Bridgerton Costume Designer John Glaser Reveals His Favorite Look from Season 3

“If she’s going to walk in that room, let’s just go as far as we possibly can.”
Bridgerton.  Nicola Coughlan as Penelope Featherington Jessica Madsen as Cressida Cowper in episode 301 of Bridgerton....
LAURENCE CENDROWICZ/NETFLIX

After an agonizing wait, the object of all our desires is here: the final four episodes of Bridgerton Season 3.

With opulent costumes, a friends-to-lovers trajectory and the steamiest carriage ride with a wild needle-drop to Pitbull’s “Give Me Everything,” it’s safe to say, part one had everything. Wallflower Penelope Featherington (Nicola Coughlan) blossomed into a leading lady, as she ditched her spinster life and set out to find herself a husband. Naturally, this pursuit came with a mesmerizing wardrobe transformation, as she ditched all the citrus shades she’d been bathed in for the first two seasons.

Even though Penelope is our diamond of the season, arguably, costume designer John Glaser’s masterpiece of the season — which he admits is his favorite look — was actually an outfit crafted for her rival on the marriage mart, Cressida Cowper.

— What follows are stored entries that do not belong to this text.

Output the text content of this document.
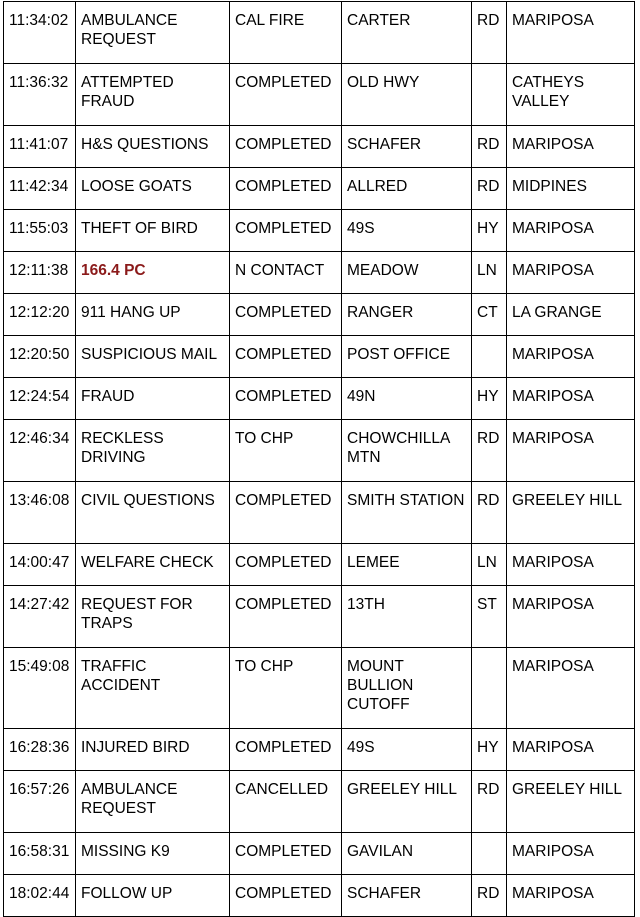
11:34:02	AMBULANCE REQUEST	CAL FIRE	CARTER	RD	MARIPOSA
11:36:32	ATTEMPTED FRAUD	COMPLETED	OLD HWY		CATHEYS VALLEY
11:41:07	H&S QUESTIONS	COMPLETED	SCHAFER	RD	MARIPOSA
11:42:34	LOOSE GOATS	COMPLETED	ALLRED	RD	MIDPINES
11:55:03	THEFT OF BIRD	COMPLETED	49S	HY	MARIPOSA
12:11:38	166.4 PC	N CONTACT	MEADOW	LN	MARIPOSA
12:12:20	911 HANG UP	COMPLETED	RANGER	CT	LA GRANGE
12:20:50	SUSPICIOUS MAIL	COMPLETED	POST OFFICE		MARIPOSA
12:24:54	FRAUD	COMPLETED	49N	HY	MARIPOSA
12:46:34	RECKLESS DRIVING	TO CHP	CHOWCHILLA MTN	RD	MARIPOSA
13:46:08	CIVIL QUESTIONS	COMPLETED	SMITH STATION	RD	GREELEY HILL
14:00:47	WELFARE CHECK	COMPLETED	LEMEE	LN	MARIPOSA
14:27:42	REQUEST FOR TRAPS	COMPLETED	13TH	ST	MARIPOSA
15:49:08	TRAFFIC ACCIDENT	TO CHP	MOUNT BULLION CUTOFF		MARIPOSA
16:28:36	INJURED BIRD	COMPLETED	49S	HY	MARIPOSA
16:57:26	AMBULANCE REQUEST	CANCELLED	GREELEY HILL	RD	GREELEY HILL
16:58:31	MISSING K9	COMPLETED	GAVILAN		MARIPOSA
18:02:44	FOLLOW UP	COMPLETED	SCHAFER	RD	MARIPOSA
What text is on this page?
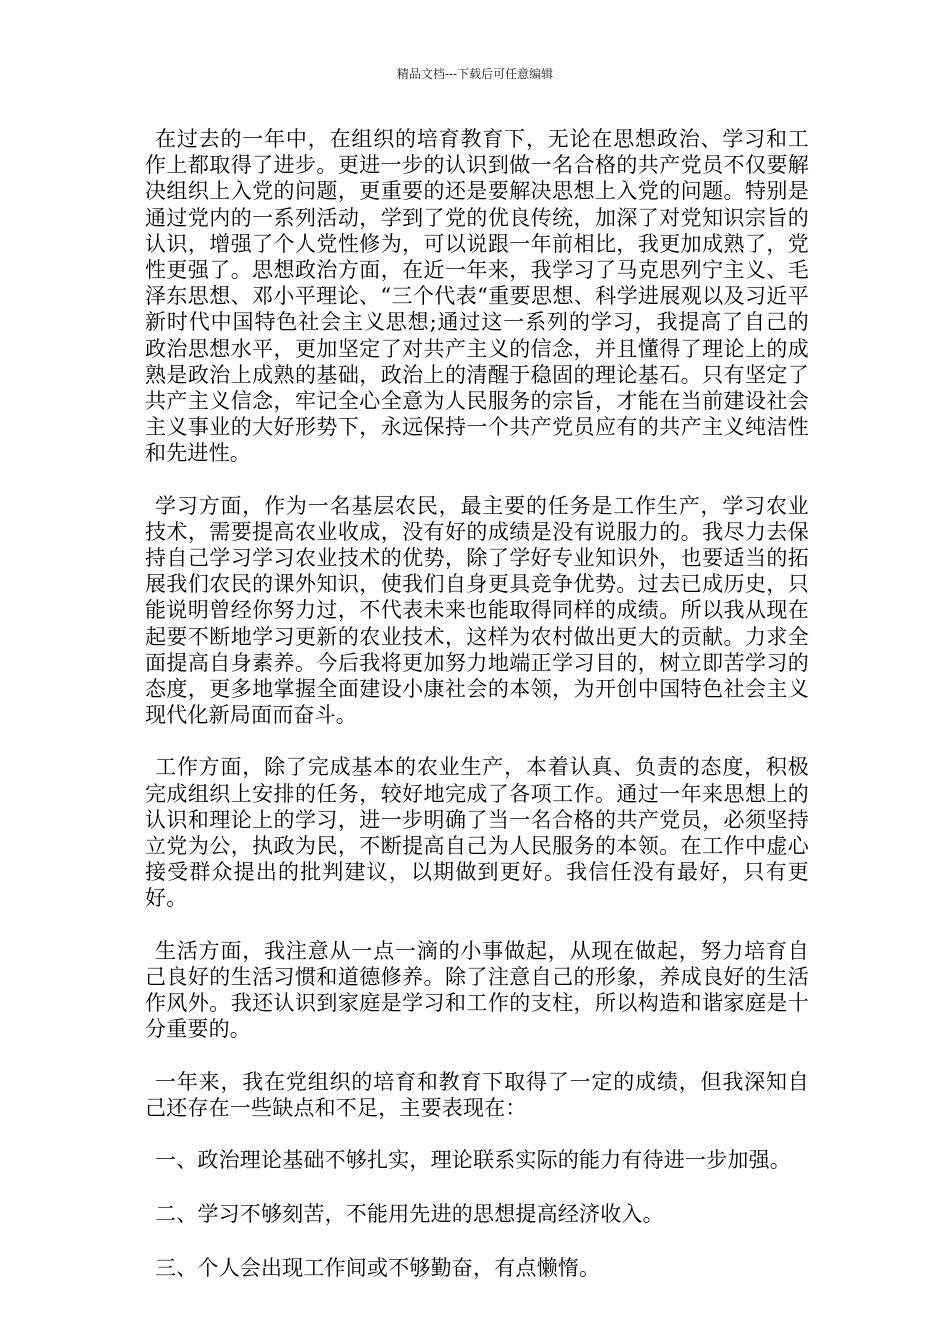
精品文档---下载后可任意编辑

在过去的一年中，在组织的培育教育下，无论在思想政治、学习和工作上都取得了进步。更进一步的认识到做一名合格的共产党员不仅要解决组织上入党的问题，更重要的还是要解决思想上入党的问题。特别是通过党内的一系列活动，学到了党的优良传统，加深了对党知识宗旨的认识，增强了个人党性修为，可以说跟一年前相比，我更加成熟了，党性更强了。思想政治方面，在近一年来，我学习了马克思列宁主义、毛泽东思想、邓小平理论、“三个代表“重要思想、科学进展观以及习近平新时代中国特色社会主义思想;通过这一系列的学习，我提高了自己的政治思想水平，更加坚定了对共产主义的信念，并且懂得了理论上的成熟是政治上成熟的基础，政治上的清醒于稳固的理论基石。只有坚定了共产主义信念，牢记全心全意为人民服务的宗旨，才能在当前建设社会主义事业的大好形势下，永远保持一个共产党员应有的共产主义纯洁性和先进性。

学习方面，作为一名基层农民，最主要的任务是工作生产，学习农业技术，需要提高农业收成，没有好的成绩是没有说服力的。我尽力去保持自己学习学习农业技术的优势，除了学好专业知识外，也要适当的拓展我们农民的课外知识，使我们自身更具竞争优势。过去已成历史，只能说明曾经你努力过，不代表未来也能取得同样的成绩。所以我从现在起要不断地学习更新的农业技术，这样为农村做出更大的贡献。力求全面提高自身素养。今后我将更加努力地端正学习目的，树立即苦学习的态度，更多地掌握全面建设小康社会的本领，为开创中国特色社会主义现代化新局面而奋斗。

工作方面，除了完成基本的农业生产，本着认真、负责的态度，积极完成组织上安排的任务，较好地完成了各项工作。通过一年来思想上的认识和理论上的学习，进一步明确了当一名合格的共产党员，必须坚持立党为公，执政为民，不断提高自己为人民服务的本领。在工作中虚心接受群众提出的批判建议，以期做到更好。我信任没有最好，只有更好。

生活方面，我注意从一点一滴的小事做起，从现在做起，努力培育自己良好的生活习惯和道德修养。除了注意自己的形象，养成良好的生活作风外。我还认识到家庭是学习和工作的支柱，所以构造和谐家庭是十分重要的。

一年来，我在党组织的培育和教育下取得了一定的成绩，但我深知自己还存在一些缺点和不足，主要表现在：

一、政治理论基础不够扎实，理论联系实际的能力有待进一步加强。

二、学习不够刻苦，不能用先进的思想提高经济收入。

三、个人会出现工作间或不够勤奋，有点懒惰。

In episode 6, Cowper arrives at the queen’s ball in a sensational blood red gown with ballooned sleeves paired with a rigid white neck collar, reminiscent of Bella Baxter’s larger-than-life wardrobe in Poor Things.

As a constant source of conflict with our heroine, this voluminous number embodies the pivotal role that she plays in the ecosystem this season. Penelope is the delicate blooming flower, Cressida the fully-formed rose, testing the pungent sting of her thorns. Yet, this time, Cressida is presented as the fragile creature, not the sought out, now ripe-for-picking flower like Penelope.

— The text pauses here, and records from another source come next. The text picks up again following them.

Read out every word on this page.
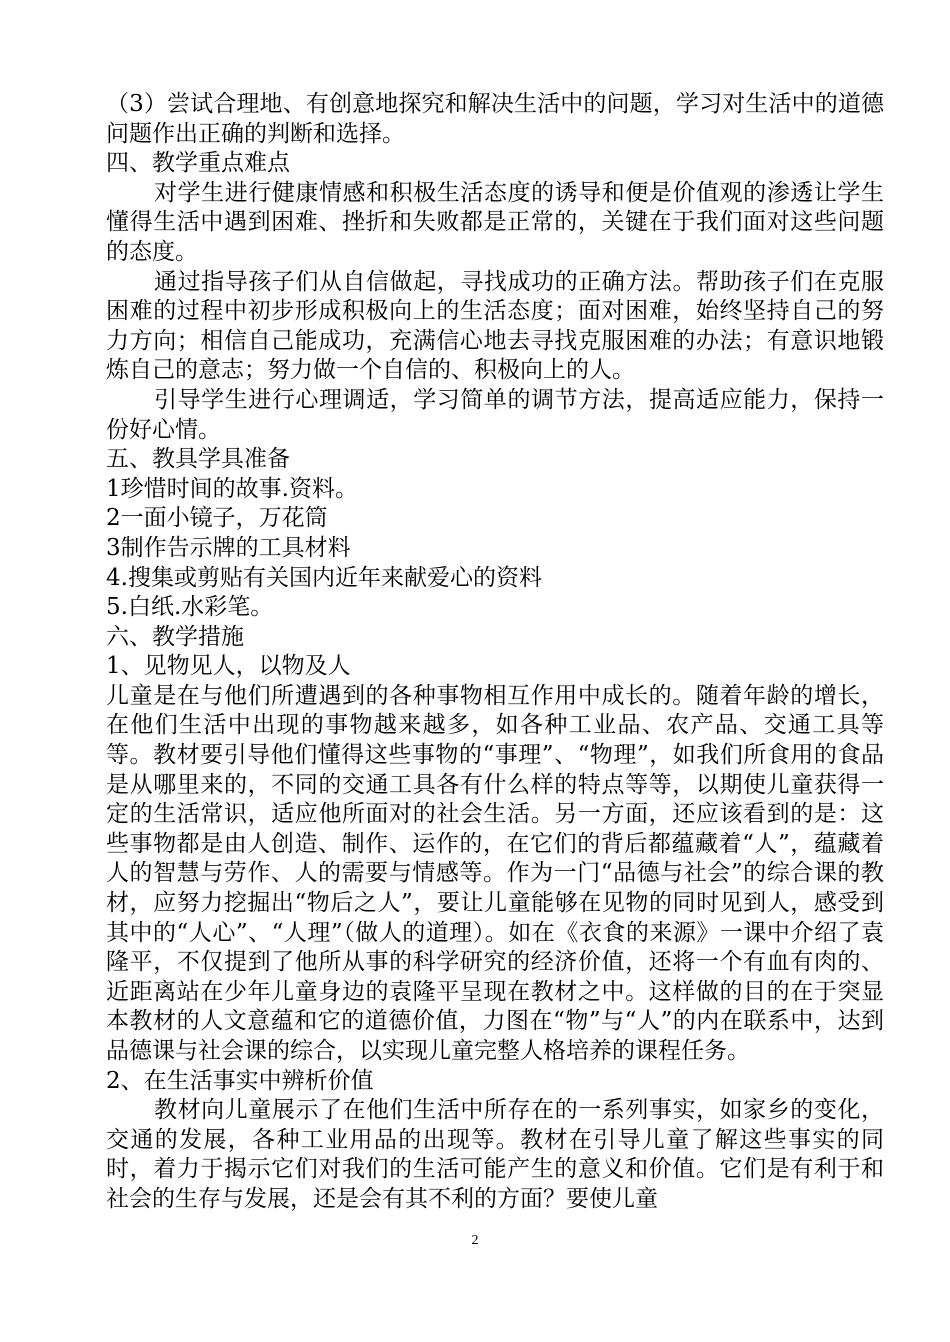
（3）尝试合理地、有创意地探究和解决生活中的问题，学习对生活中的道德问题作出正确的判断和选择。

四、教学重点难点

对学生进行健康情感和积极生活态度的诱导和便是价值观的渗透让学生懂得生活中遇到困难、挫折和失败都是正常的，关键在于我们面对这些问题的态度。

通过指导孩子们从自信做起，寻找成功的正确方法。帮助孩子们在克服困难的过程中初步形成积极向上的生活态度；面对困难，始终坚持自己的努力方向；相信自己能成功，充满信心地去寻找克服困难的办法；有意识地锻炼自己的意志；努力做一个自信的、积极向上的人。

引导学生进行心理调适，学习简单的调节方法，提高适应能力，保持一份好心情。

五、教具学具准备

1珍惜时间的故事.资料。

2一面小镜子，万花筒

3制作告示牌的工具材料

4.搜集或剪贴有关国内近年来献爱心的资料

5.白纸.水彩笔。

六、教学措施

1、见物见人，以物及人

儿童是在与他们所遭遇到的各种事物相互作用中成长的。随着年龄的增长，在他们生活中出现的事物越来越多，如各种工业品、农产品、交通工具等等。教材要引导他们懂得这些事物的“事理”、“物理”，如我们所食用的食品是从哪里来的，不同的交通工具各有什么样的特点等等，以期使儿童获得一定的生活常识，适应他所面对的社会生活。另一方面，还应该看到的是：这些事物都是由人创造、制作、运作的，在它们的背后都蕴藏着“人”，蕴藏着人的智慧与劳作、人的需要与情感等。作为一门“品德与社会”的综合课的教材，应努力挖掘出“物后之人”，要让儿童能够在见物的同时见到人，感受到其中的“人心”、“人理”（做人的道理）。如在《衣食的来源》一课中介绍了袁隆平，不仅提到了他所从事的科学研究的经济价值，还将一个有血有肉的、近距离站在少年儿童身边的袁隆平呈现在教材之中。这样做的目的在于突显本教材的人文意蕴和它的道德价值，力图在“物”与“人”的内在联系中，达到品德课与社会课的综合，以实现儿童完整人格培养的课程任务。

2、在生活事实中辨析价值

教材向儿童展示了在他们生活中所存在的一系列事实，如家乡的变化，交通的发展，各种工业用品的出现等。教材在引导儿童了解这些事实的同时，着力于揭示它们对我们的生活可能产生的意义和价值。它们是有利于和社会的生存与发展，还是会有其不利的方面？要使儿童

2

“We were trying to make Cressida a butterfly trapped in a cocoon in a conservatory. We wanted her to be camouflaging her hurt,” Glaser tells Teen Vogue. “She's supposed to wear that red dress, and it could have been much more period, much more accurate. But we thought, ‘Alright, if she’s going to walk in that room, let’s just go as far as we possibly can.'"

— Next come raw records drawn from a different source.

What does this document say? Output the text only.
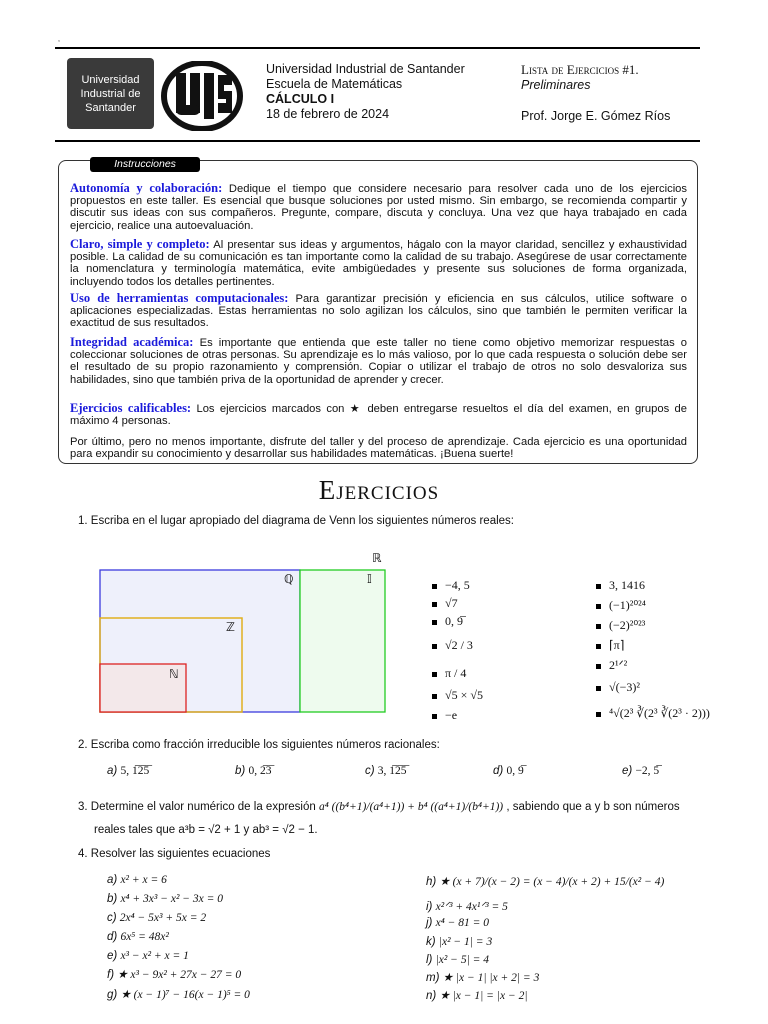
,
Universidad
Industrial de
Santander
Universidad Industrial de Santander
Escuela de Matemáticas
CÁLCULO I
18 de febrero de 2024
Lista de Ejercicios #1.
Preliminares
Prof. Jorge E. Gómez Ríos
Instrucciones
Autonomía y colaboración: Dedique el tiempo que considere necesario para resolver cada uno de los ejercicios propuestos en este taller. Es esencial que busque soluciones por usted mismo. Sin embargo, se recomienda compartir y discutir sus ideas con sus compañeros. Pregunte, compare, discuta y concluya. Una vez que haya trabajado en cada ejercicio, realice una autoevaluación.
Claro, simple y completo: Al presentar sus ideas y argumentos, hágalo con la mayor claridad, sencillez y exhaustividad posible. La calidad de su comunicación es tan importante como la calidad de su trabajo. Asegúrese de usar correctamente la nomenclatura y terminología matemática, evite ambigüedades y presente sus soluciones de forma organizada, incluyendo todos los detalles pertinentes.
Uso de herramientas computacionales: Para garantizar precisión y eficiencia en sus cálculos, utilice software o aplicaciones especializadas. Estas herramientas no solo agilizan los cálculos, sino que también le permiten verificar la exactitud de sus resultados.
Integridad académica: Es importante que entienda que este taller no tiene como objetivo memorizar respuestas o coleccionar soluciones de otras personas. Su aprendizaje es lo más valioso, por lo que cada respuesta o solución debe ser el resultado de su propio razonamiento y comprensión. Copiar o utilizar el trabajo de otros no solo desvaloriza sus habilidades, sino que también priva de la oportunidad de aprender y crecer.
Ejercicios calificables: Los ejercicios marcados con ★ deben entregarse resueltos el día del examen, en grupos de máximo 4 personas.
Por último, pero no menos importante, disfrute del taller y del proceso de aprendizaje. Cada ejercicio es una oportunidad para expandir su conocimiento y desarrollar sus habilidades matemáticas. ¡Buena suerte!
Ejercicios
1. Escriba en el lugar apropiado del diagrama de Venn los siguientes números reales:
ℝ
ℚ	𝕀
ℤ
ℕ
−4, 5
√7
0, 9̅
√2 / 3
π / 4
√5 × √5
−e
3, 1416
(−1)²⁰²⁴
(−2)²⁰²³
⌈π⌉
2¹ᐟ²
√(−3)²
⁴√(2³ ∛(2³ ∛(2³ · 2)))
2. Escriba como fracción irreducible los siguientes números racionales:
a) 5, 1̅2̅5̅	b) 0, 2̅3̅	c) 3, 1̅2̅5̅	d) 0, 9̅	e) −2, 5̅
3. Determine el valor numérico de la expresión a⁴ ((b⁴+1)/(a⁴+1)) + b⁴ ((a⁴+1)/(b⁴+1)) , sabiendo que a y b son números
reales tales que a³b = √2 + 1 y ab³ = √2 − 1.
4. Resolver las siguientes ecuaciones
a) x² + x = 6
b) x⁴ + 3x³ − x² − 3x = 0
c) 2x⁴ − 5x³ + 5x = 2
d) 6x⁵ = 48x²
e) x³ − x² + x = 1
f) ★ x³ − 9x² + 27x − 27 = 0
g) ★ (x − 1)⁷ − 16(x − 1)⁵ = 0
h) ★ (x + 7)/(x − 2) = (x − 4)/(x + 2) + 15/(x² − 4)
i) x²ᐟ³ + 4x¹ᐟ³ = 5
j) x⁴ − 81 = 0
k) |x² − 1| = 3
l) |x² − 5| = 4
m) ★ |x − 1| |x + 2| = 3
n) ★ |x − 1| = |x − 2|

“It incorporates everything: it’s sheer, it’s a red flower, it shimmers, it’s ombre. It wasn’t a complicated dress, but it was a challenge as it was one of the few things that we weren’t sure would work until we saw it.”

Bridgerton. Jessica Madsen as Cressida Cowper in episode 306 of Bridgerton. Cr. Liam DanielNetflix © 2024
LIAM DANIEL/NETFLIX

These bold creative bounds are testament to the well-established aesthetic of the show. Now, three seasons in, Glaser and his team have pushed beyond the boundaries of Bridgerton-core with riskier costumes, all while still paying homage to Julia Quinn’s beloved book series.

Bridgerton has achieved the rare art of seamlessly merging modern-day beauty trends of acrylic nails and winged eye-liner with recognizable elements of conservative regency fashion to create a self-contained core entirely of its own. Washed in opulence, romance and soft pastel hues, it’s as fresh, floral and fragrant as an English garden in peak summer with costumes that blossom and wither in accordance to their character’s arc in the season.